Tem saudades do Brasil? Nunca pensou em voltar?
Tenho saudades do Brasil todos os dias. Tenho saudades do Brasil, tenho saudades do Rio, tenho saudades de meus amigos brasileiros e tenho saudades de ver o Flamengo batendo o Botafogo! (Sou Flamengo e Mike é Botafogo). Tristemente, minha saúde nunca permitiu que eu voltasse ao Brasil, mas mantenho contato por meio do Mike e amigos sobre o que acontece. Além do mais, ainda posso ouvir minha música brasileira a qualquer momento. Mike me levou para assistir ao desenho animado Rio e para ver o Brasil jogar no estádio do Arsenal. São chances de matar as saudades.
Tem arrependimento por algo que fez ou deixou de fazer? Caso pudesse, faria algo de maneira diferente?

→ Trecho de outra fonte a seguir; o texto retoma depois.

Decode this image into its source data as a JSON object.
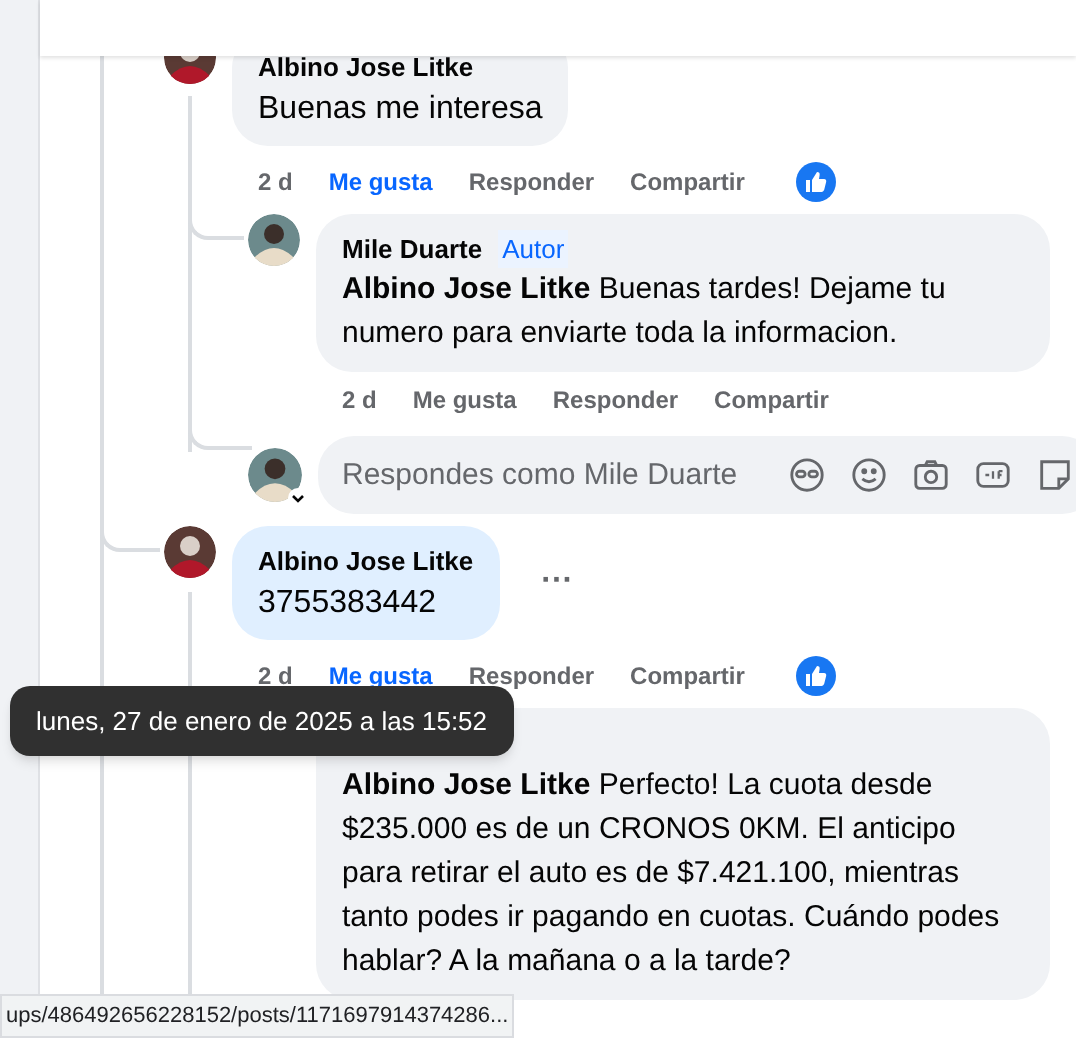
{
  "comments": [
    {
      "author": "Albino Jose Litke",
      "text": "Buenas me interesa",
      "highlighted": false,
      "time": "2 d",
      "time_hovered": false,
      "liked": true,
      "actions": [
        {
          "label": "Me gusta",
          "selected": true
        },
        {
          "label": "Responder",
          "selected": false
        },
        {
          "label": "Compartir",
          "selected": false
        }
      ],
      "replies": [
        {
          "author": "Mile Duarte",
          "badge": "Autor",
          "mention": "Albino Jose Litke",
          "text": "Buenas tardes! Dejame tu numero para enviarte toda la informacion.",
          "time": "2 d",
          "actions": [
            {
              "label": "Me gusta",
              "selected": false
            },
            {
              "label": "Responder",
              "selected": false
            },
            {
              "label": "Compartir",
              "selected": false
            }
          ]
        }
      ],
      "reply_box": {
        "placeholder": "Respondes como Mile Duarte"
      }
    },
    {
      "author": "Albino Jose Litke",
      "text": "3755383442",
      "highlighted": true,
      "more": "···",
      "time": "2 d",
      "time_hovered": true,
      "liked": true,
      "actions": [
        {
          "label": "Me gusta",
          "selected": true
        },
        {
          "label": "Responder",
          "selected": false
        },
        {
          "label": "Compartir",
          "selected": false
        }
      ],
      "replies": [
        {
          "mention": "Albino Jose Litke",
          "text": "Perfecto! La cuota desde $235.000 es de un CRONOS 0KM. El anticipo para retirar el auto es de $7.421.100, mientras tanto podes ir pagando en cuotas. Cuándo podes hablar? A la mañana o a la tarde?"
        }
      ]
    }
  ],
  "tooltip": "lunes, 27 de enero de 2025 a las 15:52",
  "status_url": "ups/486492656228152/posts/1171697914374286..."
}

Aqueles que não me conhecem têm dito que não tenho arrependimentos, mas isso não é verdade. Sempre me arrependi pelo sofrimento que causei com minhas ações, e, especialmente, à minha própria família e amigos. Mas não me arrependo de ter tomado parte no “Grande Roubo do Trem”, já que o episódio abriu todo um novo mundo para mim. Sem isso, e sem ter escapado da prisão, nunca teria passado anos na Austrália e no Brasil. Amei esse tempo. Caso pudesse fazer algo de forma diferente, tentaria manter minha família original unida [em 1960, Biggs casou-se com Charmian Brent, tendo com ela três filhos; a família se desfez quando ele fugiu para o Brasil]. Mas, se esse fosse o caso, eu não teria tido o Mike.

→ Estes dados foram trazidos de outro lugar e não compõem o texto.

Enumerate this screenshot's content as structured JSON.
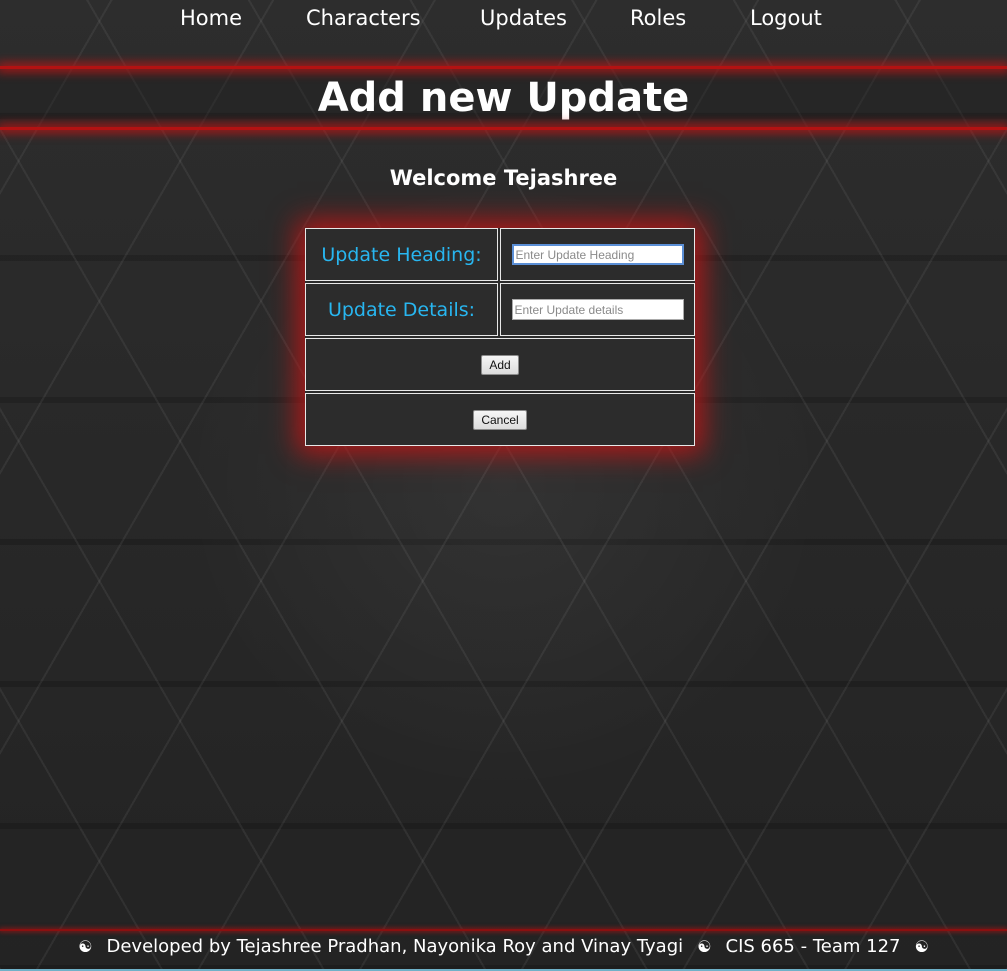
{
  "nav": {
    "items": [
      {
        "label": "Home"
      },
      {
        "label": "Characters"
      },
      {
        "label": "Updates"
      },
      {
        "label": "Roles"
      },
      {
        "label": "Logout"
      }
    ]
  },
  "header": {
    "title": "Add new Update"
  },
  "welcome": "Welcome Tejashree",
  "form": {
    "heading_label": "Update Heading:",
    "heading_placeholder": "Enter Update Heading",
    "heading_value": "",
    "details_label": "Update Details:",
    "details_placeholder": "Enter Update details",
    "details_value": "",
    "add_label": "Add",
    "cancel_label": "Cancel"
  },
  "footer": {
    "symbol": "☯",
    "credits": "Developed by Tejashree Pradhan, Nayonika Roy and Vinay Tyagi",
    "team": "CIS 665 - Team 127"
  },
  "colors": {
    "accent_red": "#b31212",
    "label_blue": "#28b6f0",
    "background": "#2a2a2a"
  }
}
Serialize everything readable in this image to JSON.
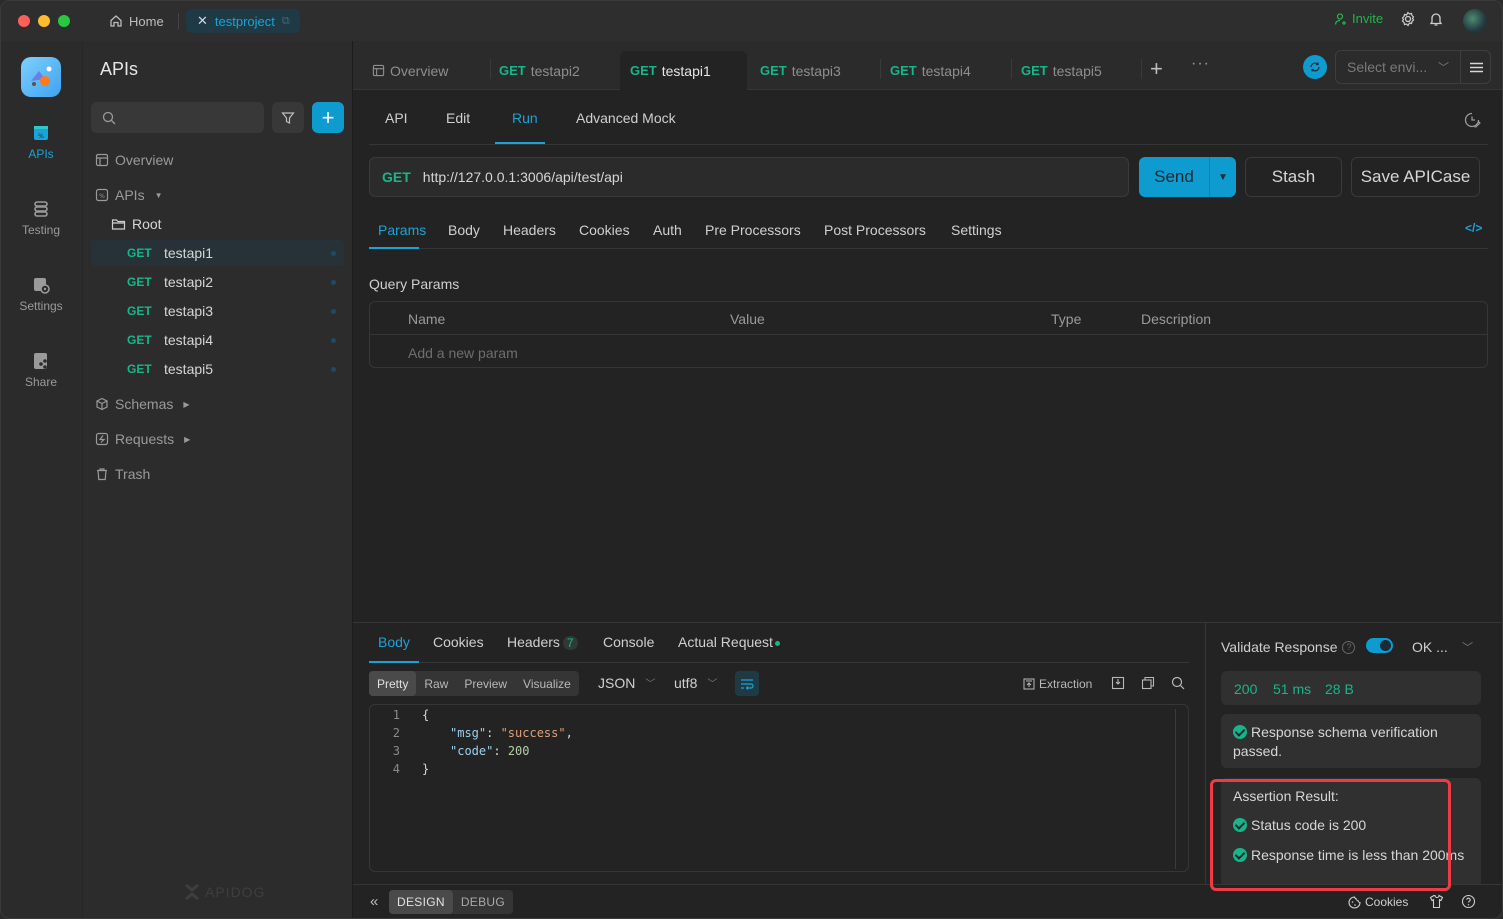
{
  "titlebar": {
    "home_label": "Home",
    "project_tab": "testproject",
    "invite_label": "Invite",
    "icons": [
      "home-icon",
      "close-icon",
      "external-link-icon",
      "invite-icon",
      "settings-icon",
      "bell-icon",
      "avatar"
    ]
  },
  "rail": {
    "items": [
      {
        "label": "APIs",
        "icon": "apis-icon",
        "active": true
      },
      {
        "label": "Testing",
        "icon": "testing-icon"
      },
      {
        "label": "Settings",
        "icon": "settings-icon"
      },
      {
        "label": "Share",
        "icon": "share-icon"
      }
    ]
  },
  "sidebar": {
    "title": "APIs",
    "search_placeholder": "",
    "overview": "Overview",
    "apis_group": "APIs",
    "root_folder": "Root",
    "endpoints": [
      {
        "method": "GET",
        "name": "testapi1",
        "active": true
      },
      {
        "method": "GET",
        "name": "testapi2"
      },
      {
        "method": "GET",
        "name": "testapi3"
      },
      {
        "method": "GET",
        "name": "testapi4"
      },
      {
        "method": "GET",
        "name": "testapi5"
      }
    ],
    "schemas": "Schemas",
    "requests": "Requests",
    "trash": "Trash",
    "brand": "APIDOG"
  },
  "file_tabs": [
    {
      "label": "Overview",
      "method": ""
    },
    {
      "label": "testapi2",
      "method": "GET"
    },
    {
      "label": "testapi1",
      "method": "GET",
      "active": true
    },
    {
      "label": "testapi3",
      "method": "GET"
    },
    {
      "label": "testapi4",
      "method": "GET"
    },
    {
      "label": "testapi5",
      "method": "GET"
    }
  ],
  "environment": {
    "placeholder": "Select envi..."
  },
  "sub_tabs": [
    {
      "label": "API"
    },
    {
      "label": "Edit"
    },
    {
      "label": "Run",
      "active": true
    },
    {
      "label": "Advanced Mock"
    }
  ],
  "request": {
    "method": "GET",
    "url": "http://127.0.0.1:3006/api/test/api",
    "send_label": "Send",
    "stash_label": "Stash",
    "save_label": "Save APICase"
  },
  "request_tabs": [
    {
      "label": "Params",
      "active": true
    },
    {
      "label": "Body"
    },
    {
      "label": "Headers"
    },
    {
      "label": "Cookies"
    },
    {
      "label": "Auth"
    },
    {
      "label": "Pre Processors"
    },
    {
      "label": "Post Processors"
    },
    {
      "label": "Settings"
    }
  ],
  "query_params": {
    "title": "Query Params",
    "columns": [
      "Name",
      "Value",
      "Type",
      "Description"
    ],
    "placeholder": "Add a new param"
  },
  "response": {
    "tabs": [
      {
        "label": "Body",
        "active": true
      },
      {
        "label": "Cookies"
      },
      {
        "label": "Headers",
        "badge": "7"
      },
      {
        "label": "Console"
      },
      {
        "label": "Actual Request",
        "dot": true
      }
    ],
    "formats": [
      "Pretty",
      "Raw",
      "Preview",
      "Visualize"
    ],
    "active_format": "Pretty",
    "language": "JSON",
    "encoding": "utf8",
    "extraction_label": "Extraction",
    "lines": [
      {
        "n": "1",
        "text": "{"
      },
      {
        "n": "2",
        "key": "\"msg\"",
        "sep": ": ",
        "str": "\"success\"",
        "end": ","
      },
      {
        "n": "3",
        "key": "\"code\"",
        "sep": ": ",
        "num": "200"
      },
      {
        "n": "4",
        "text": "}"
      }
    ]
  },
  "validate": {
    "label": "Validate Response",
    "enabled": true,
    "selected": "OK ...",
    "status": "200",
    "time": "51 ms",
    "size": "28 B",
    "schema_msg": "Response schema verification passed.",
    "assertion_title": "Assertion Result:",
    "assertions": [
      "Status code is 200",
      "Response time is less than 200ms"
    ]
  },
  "footer": {
    "modes": [
      "DESIGN",
      "DEBUG"
    ],
    "active_mode": "DESIGN",
    "cookies_label": "Cookies"
  },
  "colors": {
    "accent": "#0d9bd0",
    "method_get": "#16b68a",
    "highlight": "#ee3b46"
  }
}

E como está a saúde? Como está lidando com as consequências dos enfartes?
Minha saúde realmente é precária e tenho de viver um dia após o outro. Nunca me recuperarei das sequelas deixadas pelos enfartes. Então, sei que tenho pouco tempo.
Ainda há coisas que deseja realizar ou mesmo algo que queira ver transformado em realidade?

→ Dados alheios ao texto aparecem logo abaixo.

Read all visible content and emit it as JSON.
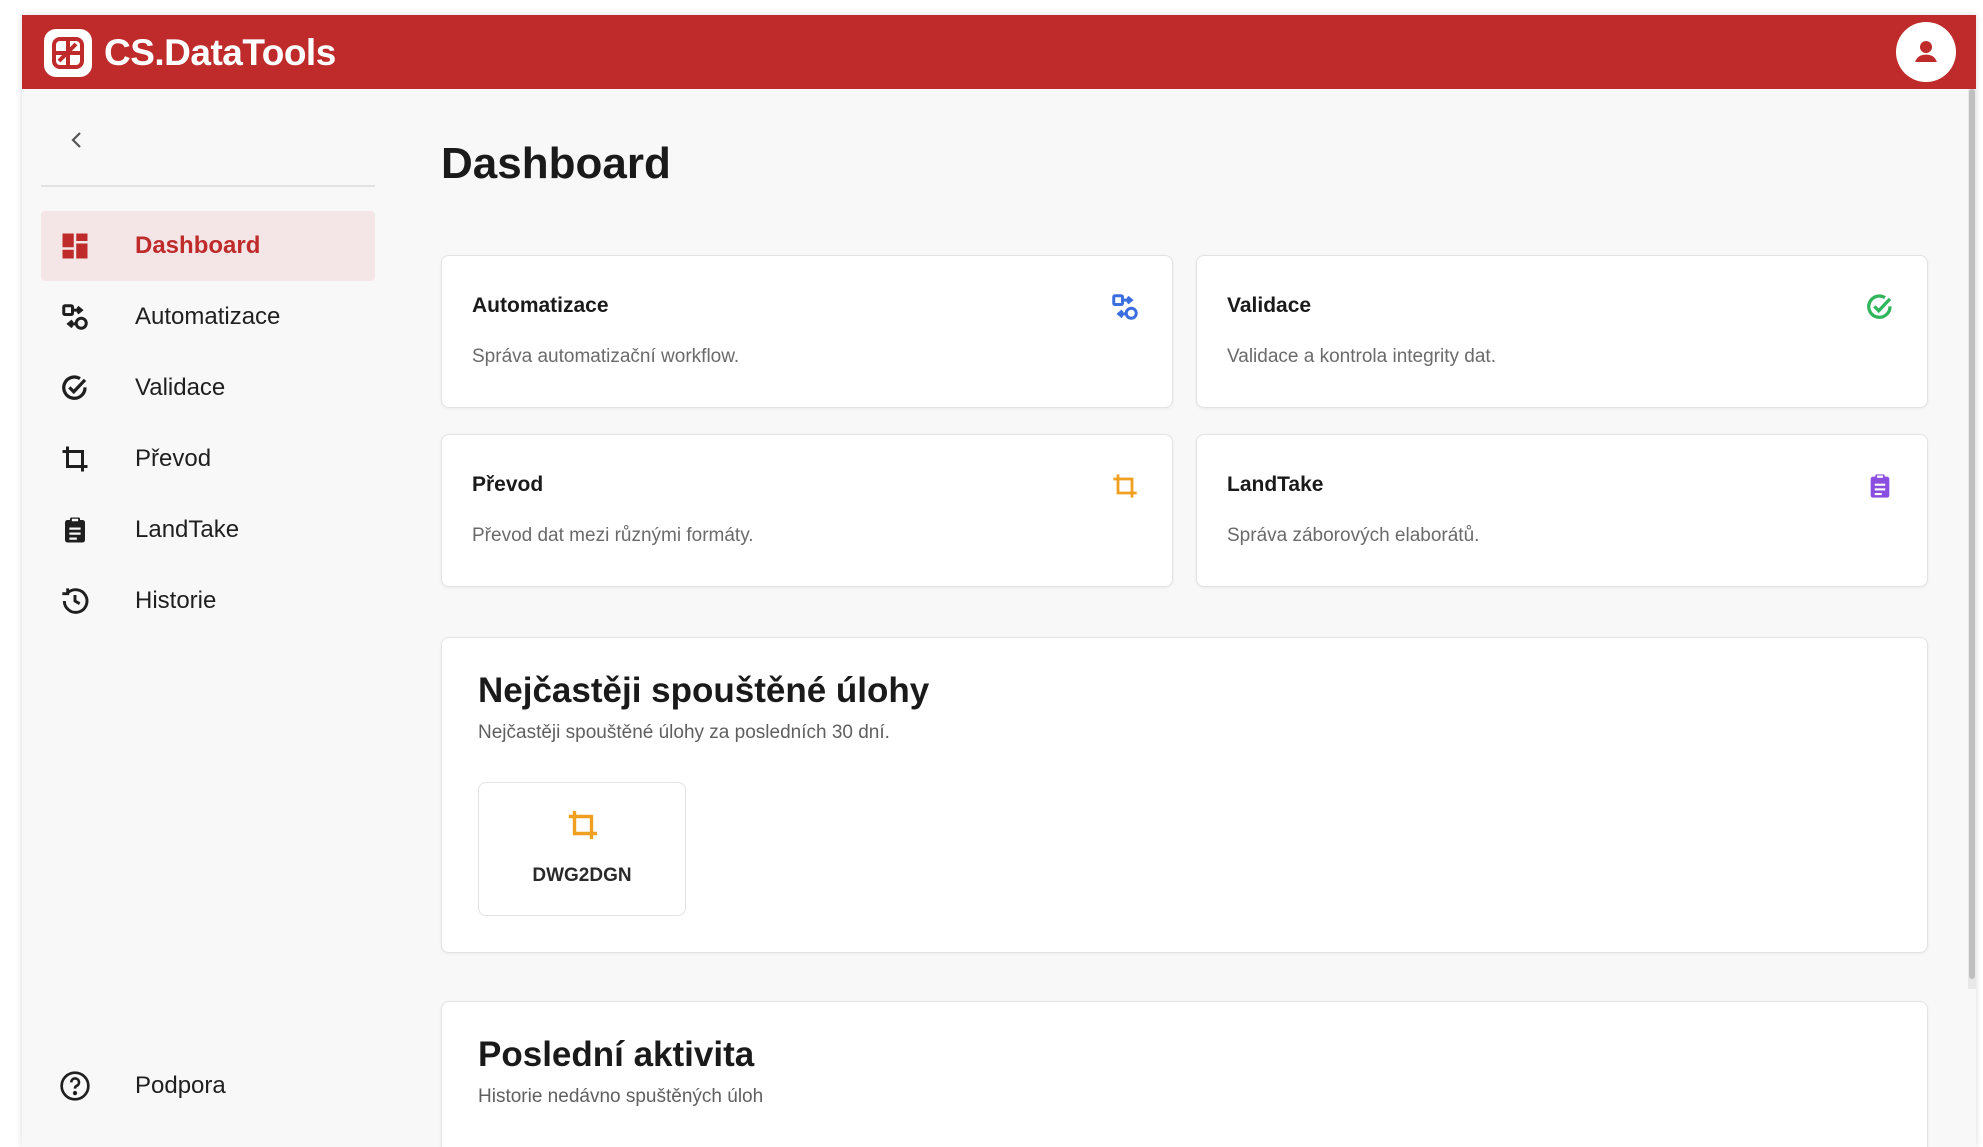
{
  "app": {
    "brand": "CS.DataTools",
    "brand_color": "#bf2b2b"
  },
  "sidebar": {
    "items": [
      {
        "label": "Dashboard",
        "icon": "dashboard-icon",
        "active": true
      },
      {
        "label": "Automatizace",
        "icon": "automation-icon"
      },
      {
        "label": "Validace",
        "icon": "validate-check-icon"
      },
      {
        "label": "Převod",
        "icon": "crop-convert-icon"
      },
      {
        "label": "LandTake",
        "icon": "clipboard-icon"
      },
      {
        "label": "Historie",
        "icon": "history-icon"
      }
    ],
    "support": {
      "label": "Podpora",
      "icon": "help-circle-icon"
    }
  },
  "main": {
    "title": "Dashboard",
    "cards": [
      {
        "title": "Automatizace",
        "description": "Správa automatizační workflow.",
        "icon": "automation-icon",
        "icon_color": "#3b6fe0"
      },
      {
        "title": "Validace",
        "description": "Validace a kontrola integrity dat.",
        "icon": "validate-check-icon",
        "icon_color": "#2fb55a"
      },
      {
        "title": "Převod",
        "description": "Převod dat mezi různými formáty.",
        "icon": "crop-convert-icon",
        "icon_color": "#f0a020"
      },
      {
        "title": "LandTake",
        "description": "Správa záborových elaborátů.",
        "icon": "clipboard-icon",
        "icon_color": "#8a4fe0"
      }
    ],
    "frequent": {
      "title": "Nejčastěji spouštěné úlohy",
      "subtitle": "Nejčastěji spouštěné úlohy za posledních 30 dní.",
      "tasks": [
        {
          "label": "DWG2DGN",
          "icon": "crop-convert-icon",
          "icon_color": "#f0a020"
        }
      ]
    },
    "recent": {
      "title": "Poslední aktivita",
      "subtitle": "Historie nedávno spuštěných úloh"
    }
  }
}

Imponho a mim pequenas metas, mas meu maior desejo é ver Charmian de novo e, esperançosamente, meus outros filhos. Se pudesse ainda conhecer meus netos australianos, isso seria um grande bônus.
Quais são seus planos pós-lançamento do livro?
Recolher-me para minha cama! Depois de todo o agito e excitação antes e durante o lançamento, tenho de reservar tempo para minha recuperação. Não tenho planos de fazer nada além disso.
E o que faz para aproveitar seu tempo como um homem livre?
Gostei de preencher meu tempo escrevendo o livro. Mas também aproveito para ver filmes a que queria assistir e ler livros que nunca consegui acabar. Também tive a oportunidade de encontrar velhos amigos, até alguns que fiz no Brasil. Porém, acima de tudo, aprecio o tempo que posso passar com Mike e sua família, e ainda ter a chance de brincar com minhas netas brasileiras. É algo que nunca pensei que aconteceria. Minha respiração pode não estar boa, mas o fato de poder respirar ar puro como um homem livre é extremamente precioso para mim.